VIdeo : En provenance d'Italie, un DVD double couche, codé région 2 on retrouve le visuel habituel des menus de la collection CineKult de chez Surf Films, distribué par Cecchi Gori. Un menu fixe, agrémenté de la musique de Franco Micalizzi. Il offre un accès chapitré (17 sections), les options audio et de sous-titres, ainsi que la partie suppléments. Le film, d'une durée complète de 84 mn 25, se présente via son procédé Techniscope 2.35:1 (tirage en Technochrome) au format anamorphique respecté et 16/9e. Les plans larges apparaissent parfois flous (Luciana Paluzzi à 3mn56, p.ex) mais les gros plans dégagent une certaine précision dans les contours. Couleurs attrayantes et teintes de peau somme toute naturelles. Des poussières blanches sur les 5 premières minutes, une belle rayure rouge à la 46e minute ainsi que la fin du film révélant pas mal de griffures (dès 82mn30) et fin de bobine. Le télécinéma est somme toute médian, discret, mais largement regardable. A noter que le générique de fin est brutalement coupé.
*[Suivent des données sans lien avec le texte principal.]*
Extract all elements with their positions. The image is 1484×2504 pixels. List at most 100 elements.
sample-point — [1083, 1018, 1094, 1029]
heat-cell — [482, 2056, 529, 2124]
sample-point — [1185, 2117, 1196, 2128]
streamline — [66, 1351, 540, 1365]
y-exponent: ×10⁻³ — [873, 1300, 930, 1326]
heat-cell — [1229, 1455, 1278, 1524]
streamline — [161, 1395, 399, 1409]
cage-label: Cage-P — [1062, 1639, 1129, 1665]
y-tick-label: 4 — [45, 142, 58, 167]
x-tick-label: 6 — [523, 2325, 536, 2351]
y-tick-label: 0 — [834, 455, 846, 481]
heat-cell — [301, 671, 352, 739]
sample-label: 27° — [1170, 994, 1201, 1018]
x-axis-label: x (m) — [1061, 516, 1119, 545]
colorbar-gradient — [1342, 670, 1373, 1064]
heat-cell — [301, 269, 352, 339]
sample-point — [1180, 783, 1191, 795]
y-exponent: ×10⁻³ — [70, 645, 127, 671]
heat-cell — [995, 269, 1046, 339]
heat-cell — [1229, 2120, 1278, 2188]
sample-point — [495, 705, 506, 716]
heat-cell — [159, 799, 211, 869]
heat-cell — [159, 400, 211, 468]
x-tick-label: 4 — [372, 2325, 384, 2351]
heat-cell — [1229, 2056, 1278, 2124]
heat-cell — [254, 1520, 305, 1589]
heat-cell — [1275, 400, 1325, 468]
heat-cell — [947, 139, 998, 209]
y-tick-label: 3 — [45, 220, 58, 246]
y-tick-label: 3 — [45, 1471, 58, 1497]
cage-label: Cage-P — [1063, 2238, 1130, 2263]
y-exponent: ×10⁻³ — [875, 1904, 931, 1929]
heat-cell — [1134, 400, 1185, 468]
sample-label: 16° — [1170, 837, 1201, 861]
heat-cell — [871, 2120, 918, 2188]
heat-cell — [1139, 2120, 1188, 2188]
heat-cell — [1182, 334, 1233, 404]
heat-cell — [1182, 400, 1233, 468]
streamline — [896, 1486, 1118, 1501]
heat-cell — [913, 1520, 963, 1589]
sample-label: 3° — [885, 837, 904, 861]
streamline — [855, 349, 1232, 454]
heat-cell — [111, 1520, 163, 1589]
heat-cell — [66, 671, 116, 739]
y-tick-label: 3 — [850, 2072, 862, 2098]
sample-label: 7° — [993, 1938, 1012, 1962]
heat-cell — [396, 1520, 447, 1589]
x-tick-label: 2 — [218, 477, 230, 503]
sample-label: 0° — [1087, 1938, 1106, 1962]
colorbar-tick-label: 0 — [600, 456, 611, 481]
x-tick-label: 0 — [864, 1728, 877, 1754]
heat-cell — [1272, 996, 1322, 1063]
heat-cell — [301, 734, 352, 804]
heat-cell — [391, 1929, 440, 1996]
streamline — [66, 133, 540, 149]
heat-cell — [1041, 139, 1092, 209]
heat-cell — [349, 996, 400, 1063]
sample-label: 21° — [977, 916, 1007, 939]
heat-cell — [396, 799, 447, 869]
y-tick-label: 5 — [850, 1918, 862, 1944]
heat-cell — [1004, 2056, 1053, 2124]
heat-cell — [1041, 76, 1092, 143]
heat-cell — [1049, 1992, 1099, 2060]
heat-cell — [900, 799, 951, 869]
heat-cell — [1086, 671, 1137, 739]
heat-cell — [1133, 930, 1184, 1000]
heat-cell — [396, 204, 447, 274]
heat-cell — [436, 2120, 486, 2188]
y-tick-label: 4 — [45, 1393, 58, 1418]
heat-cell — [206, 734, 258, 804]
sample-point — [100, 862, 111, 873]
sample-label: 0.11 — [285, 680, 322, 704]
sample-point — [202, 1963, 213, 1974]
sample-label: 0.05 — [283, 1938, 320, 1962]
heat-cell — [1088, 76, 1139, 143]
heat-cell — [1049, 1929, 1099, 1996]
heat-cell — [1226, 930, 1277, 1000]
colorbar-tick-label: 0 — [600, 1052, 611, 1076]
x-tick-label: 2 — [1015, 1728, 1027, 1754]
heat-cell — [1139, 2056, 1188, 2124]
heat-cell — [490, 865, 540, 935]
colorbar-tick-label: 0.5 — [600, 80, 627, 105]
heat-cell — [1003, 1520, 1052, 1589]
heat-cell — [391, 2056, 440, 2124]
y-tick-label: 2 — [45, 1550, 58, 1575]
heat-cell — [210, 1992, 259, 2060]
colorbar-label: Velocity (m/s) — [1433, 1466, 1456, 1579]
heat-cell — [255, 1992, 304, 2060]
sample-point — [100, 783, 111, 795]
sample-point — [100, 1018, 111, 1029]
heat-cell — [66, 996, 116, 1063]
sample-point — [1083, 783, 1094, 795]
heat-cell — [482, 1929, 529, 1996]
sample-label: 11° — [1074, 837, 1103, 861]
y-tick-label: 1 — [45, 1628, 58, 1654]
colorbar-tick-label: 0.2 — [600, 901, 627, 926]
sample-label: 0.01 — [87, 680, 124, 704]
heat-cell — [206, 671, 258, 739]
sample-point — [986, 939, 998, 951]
Peu de trace de compressions, des niveaux de noir agréables et des contrastes relativement bien gérés.
Audio : une seule piste de présente : en italien, en Dolby Digital 2.0 mono. Qui s'avère de de bonne qualité, claire et précise - sans souffle majeur. A noter néanmoins l'abominable doublage italien de Fernando Rey, un beau modèle de ratage. L'adjonction de sous-titres italiens optionnels pour sourds et malentendants pourront aider celles et ceux comprenant partiellement la langue de Machiavel.
Au niveau suppléments, la surprise de trouver un documentaire nommé Io Faccio Film, qui est en fait composé de rapides courts mettant en avant… les métiers du cinéma Italien. «Qui aime le cinéma ne le trahit pas». Aucun rapport avec le film présent. Comme le magazine de cinéma Nocturno est partenaire, on retrouve une publicité lycanthropique assez réussie comme second bonus. Toujours sans rapport avec le film. Par contre, Il Giallo e Il Nero s'avère une conversation avec le journaliste Claudio Bartolini, revenant agréablement sur le film et sa place dans le cycle de films thrillers italiens des années 70. Un segment passionnant, précis, à la fois sur la géographie des lieux, les implications des productions entre l'Espagne et la l'Italie… et la différence entre la version espagnole et transalpine. En italien non sous-titré.